= Hugh Hughes (poet) =

Welsh poet

Hugh Hughes (Y Bardd Coch) (22 March 1693 - 6 April 1776), also referred to as Huw ap Huw or Huw Huws, was a Welsh poet.

==Life==
Born on 22 March 1693, he was son of Gruffydd Hughes, who claimed lineage, according to the Welsh genealogies, from Tegeryn ab Carwed, the lord of Twrcelyn. He was mainly self-educated, and generally lived on his estate at Llwydiarth Esgob, near Llanerchymedd, Anglesey. He died on 6 April 1776, and was buried in Holyhead churchyard.

==Legacy==
Hughes left manuscripts containing poems, translations, tales, and biographies. Most of these came into the possession of his son, who succeeded to the estate, and of those some have since been lost; but some went the British Museum.

==Works==
Hughes was a disciple of Lewis Morris, and practically ceased to write poetry after Morris's death. His verses were esteemed by Goronwy Owen.

He is one of the three Anglesey poets whose works are found in the Diddanwch Teuluaidd neu waith Beirdd Mon (London, 1763; 2nd edition, Carnarvon, 1817; 3rd edition, Liverpool, 1879). Other poems by him occur in the Blodeugerdd, Diddanwch i'w Feddianydd (Dublin, 1773), and Dewisol Ganiadau.

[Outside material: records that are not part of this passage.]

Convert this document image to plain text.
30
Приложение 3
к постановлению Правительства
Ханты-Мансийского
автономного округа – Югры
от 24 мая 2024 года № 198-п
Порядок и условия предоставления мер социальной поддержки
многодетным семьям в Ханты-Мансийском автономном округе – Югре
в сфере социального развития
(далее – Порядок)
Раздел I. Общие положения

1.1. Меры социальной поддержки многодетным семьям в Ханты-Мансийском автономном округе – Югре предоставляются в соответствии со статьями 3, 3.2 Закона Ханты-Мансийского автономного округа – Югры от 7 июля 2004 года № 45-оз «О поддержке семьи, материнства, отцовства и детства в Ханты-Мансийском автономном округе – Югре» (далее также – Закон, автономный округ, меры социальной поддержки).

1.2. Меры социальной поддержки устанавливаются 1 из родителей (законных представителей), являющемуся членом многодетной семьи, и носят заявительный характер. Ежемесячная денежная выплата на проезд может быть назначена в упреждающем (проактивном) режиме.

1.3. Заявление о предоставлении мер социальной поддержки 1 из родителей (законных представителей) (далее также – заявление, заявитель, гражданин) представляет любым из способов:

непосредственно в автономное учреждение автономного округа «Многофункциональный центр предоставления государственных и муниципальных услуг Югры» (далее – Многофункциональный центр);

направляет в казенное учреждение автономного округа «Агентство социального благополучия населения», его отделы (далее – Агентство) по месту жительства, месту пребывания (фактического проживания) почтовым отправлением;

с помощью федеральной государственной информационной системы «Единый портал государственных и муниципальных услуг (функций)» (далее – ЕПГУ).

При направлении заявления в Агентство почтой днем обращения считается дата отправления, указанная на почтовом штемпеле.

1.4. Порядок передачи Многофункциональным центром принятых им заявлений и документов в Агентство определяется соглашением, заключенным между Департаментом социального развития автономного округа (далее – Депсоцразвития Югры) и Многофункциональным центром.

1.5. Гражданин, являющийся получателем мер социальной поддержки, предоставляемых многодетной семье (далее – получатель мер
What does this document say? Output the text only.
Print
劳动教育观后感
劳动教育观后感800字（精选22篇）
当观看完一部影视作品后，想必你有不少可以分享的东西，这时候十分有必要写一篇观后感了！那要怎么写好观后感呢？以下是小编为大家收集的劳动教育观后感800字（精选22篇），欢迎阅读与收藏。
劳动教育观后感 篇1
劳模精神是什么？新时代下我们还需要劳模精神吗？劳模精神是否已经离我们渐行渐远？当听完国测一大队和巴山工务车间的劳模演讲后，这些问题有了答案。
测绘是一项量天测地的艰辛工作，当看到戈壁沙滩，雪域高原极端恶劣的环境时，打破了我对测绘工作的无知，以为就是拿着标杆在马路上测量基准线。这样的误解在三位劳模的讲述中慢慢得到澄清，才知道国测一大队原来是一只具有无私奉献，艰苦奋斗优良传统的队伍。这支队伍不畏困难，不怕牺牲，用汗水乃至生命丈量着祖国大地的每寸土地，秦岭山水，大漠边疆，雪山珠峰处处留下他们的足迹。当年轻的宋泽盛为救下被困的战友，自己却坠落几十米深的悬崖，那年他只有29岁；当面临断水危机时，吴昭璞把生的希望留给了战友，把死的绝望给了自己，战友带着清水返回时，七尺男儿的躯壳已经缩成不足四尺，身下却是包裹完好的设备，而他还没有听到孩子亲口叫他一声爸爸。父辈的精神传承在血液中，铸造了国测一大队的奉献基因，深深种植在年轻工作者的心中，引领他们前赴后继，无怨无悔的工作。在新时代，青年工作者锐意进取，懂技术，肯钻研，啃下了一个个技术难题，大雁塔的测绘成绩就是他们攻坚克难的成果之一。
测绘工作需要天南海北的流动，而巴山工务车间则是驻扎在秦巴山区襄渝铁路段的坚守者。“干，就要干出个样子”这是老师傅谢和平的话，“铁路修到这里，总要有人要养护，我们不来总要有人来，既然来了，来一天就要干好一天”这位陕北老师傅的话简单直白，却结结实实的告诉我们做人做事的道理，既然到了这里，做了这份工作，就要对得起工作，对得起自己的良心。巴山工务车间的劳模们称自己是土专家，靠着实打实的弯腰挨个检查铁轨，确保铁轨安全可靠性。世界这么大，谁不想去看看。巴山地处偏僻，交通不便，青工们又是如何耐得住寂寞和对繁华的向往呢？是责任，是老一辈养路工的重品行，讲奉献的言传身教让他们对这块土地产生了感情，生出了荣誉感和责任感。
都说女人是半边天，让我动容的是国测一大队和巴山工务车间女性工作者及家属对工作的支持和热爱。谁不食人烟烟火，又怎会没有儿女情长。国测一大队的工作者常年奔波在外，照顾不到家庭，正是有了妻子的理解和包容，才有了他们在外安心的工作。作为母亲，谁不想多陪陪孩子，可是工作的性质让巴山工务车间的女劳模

Hughes also published translations from English works:

- Deial Ahaz, wedi ei hysprydoli (1773) from The Dial of Ahaz Spiritualized by David Tucker;
- Deddfau Moesoldeb, copies not known to be extant; and
- Rheolau Bywyd Dynol (Dublin, 1774) from The Oeconomy of Human Life by Robert Dodsley and Philip Dormer Stanhope.